If space were a material - what would it be - universe of heliospherical atoms?

Why is space so big?



Have you ever looked at it? I mean, above, that's just our galaxy, the so-called Milky Way. And there are millions of galaxies within range, and millions more in clusters outside that.

Why does 'space' have to be so enormously enormous aka BIG?

And it got me to thinking, "You know that most of the stuff, most of the phenomenon we call MATTER, is just space," or the distance between cores. For example: if the electron shell of atom were the size of a football field, the proton/neutron nucleus would be the size of a flea on the 50-yard line! And that's a lot of a) space within and b) space without. Atoms rarely 'touch' in most media, even in outer space. They spend most of their time separated by quite enormous distance at ambient temperatures and pressures of space, even in the atoms in a cup of hot tea.

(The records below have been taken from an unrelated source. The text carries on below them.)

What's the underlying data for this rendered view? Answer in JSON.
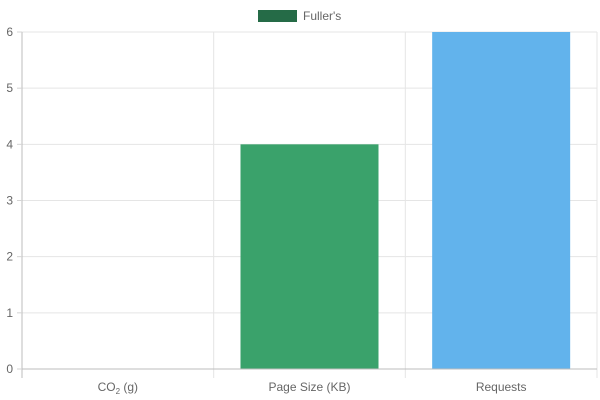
{
  "chart_data": {
    "type": "bar",
    "categories": [
      {
        "parts": [
          {
            "text": "CO"
          },
          {
            "text": "2",
            "sub": true
          },
          {
            "text": " (g)"
          }
        ]
      },
      {
        "parts": [
          {
            "text": "Page Size (KB)"
          }
        ]
      },
      {
        "parts": [
          {
            "text": "Requests"
          }
        ]
      }
    ],
    "category_labels": [
      "CO2 (g)",
      "Page Size (KB)",
      "Requests"
    ],
    "series": [
      {
        "name": "Fuller's",
        "values": [
          0,
          4,
          6
        ],
        "colors": [
          "#3aa26b",
          "#3aa26b",
          "#62b3ec"
        ]
      }
    ],
    "legend": {
      "position": "top-center",
      "swatch_color": "#256b47"
    },
    "ylim": [
      0,
      6
    ],
    "yticks": [
      0,
      1,
      2,
      3,
      4,
      5,
      6
    ],
    "grid": true,
    "title": "",
    "xlabel": "",
    "ylabel": ""
  }
}
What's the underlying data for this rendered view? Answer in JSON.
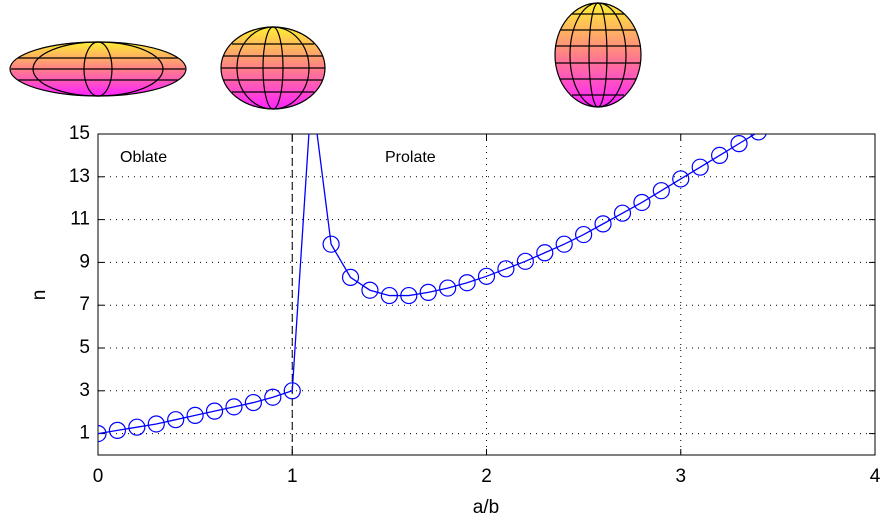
{
  "chart_data": {
    "type": "line",
    "xlabel": "a/b",
    "ylabel": "n",
    "annotations": [
      "Oblate",
      "Prolate"
    ],
    "divider_x": 1,
    "x": [
      0,
      0.1,
      0.2,
      0.3,
      0.4,
      0.5,
      0.6,
      0.7,
      0.8,
      0.9,
      1.0,
      1.1,
      1.2,
      1.3,
      1.4,
      1.5,
      1.6,
      1.7,
      1.8,
      1.9,
      2.0,
      2.1,
      2.2,
      2.3,
      2.4,
      2.5,
      2.6,
      2.7,
      2.8,
      2.9,
      3.0,
      3.1,
      3.2,
      3.3,
      3.4
    ],
    "series": [
      {
        "color": "#0000ff",
        "values": [
          1.0,
          1.15,
          1.3,
          1.45,
          1.65,
          1.85,
          2.05,
          2.25,
          2.45,
          2.7,
          3.0,
          17,
          9.85,
          8.3,
          7.7,
          7.45,
          7.45,
          7.6,
          7.8,
          8.05,
          8.35,
          8.7,
          9.05,
          9.45,
          9.85,
          10.3,
          10.8,
          11.3,
          11.8,
          12.35,
          12.9,
          13.45,
          14.0,
          14.55,
          15.1
        ]
      }
    ],
    "xlim": [
      0,
      4
    ],
    "xticks": [
      0,
      1,
      2,
      3,
      4
    ],
    "ylim": [
      0,
      15
    ],
    "yticks": [
      1,
      3,
      5,
      7,
      9,
      11,
      13,
      15
    ],
    "grid": true
  }
}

And what is the universe but a series of globular distances between atomic-cores, pin-pointed by the stars at their centres. Are these macroscopic galactic structures equatable with the microscopic molecular structures? And can we say 'what kind of material' the universe would be were it represented by these heliospherical 'star atoms'?


SUPPLEMENTARY THOUGHT: I'm (personally) very keen to see what Voyager I and II discover 'outside the atomic Sun boundary' layer or spheroid. Out in Deep Space, between the Stellar Atoms.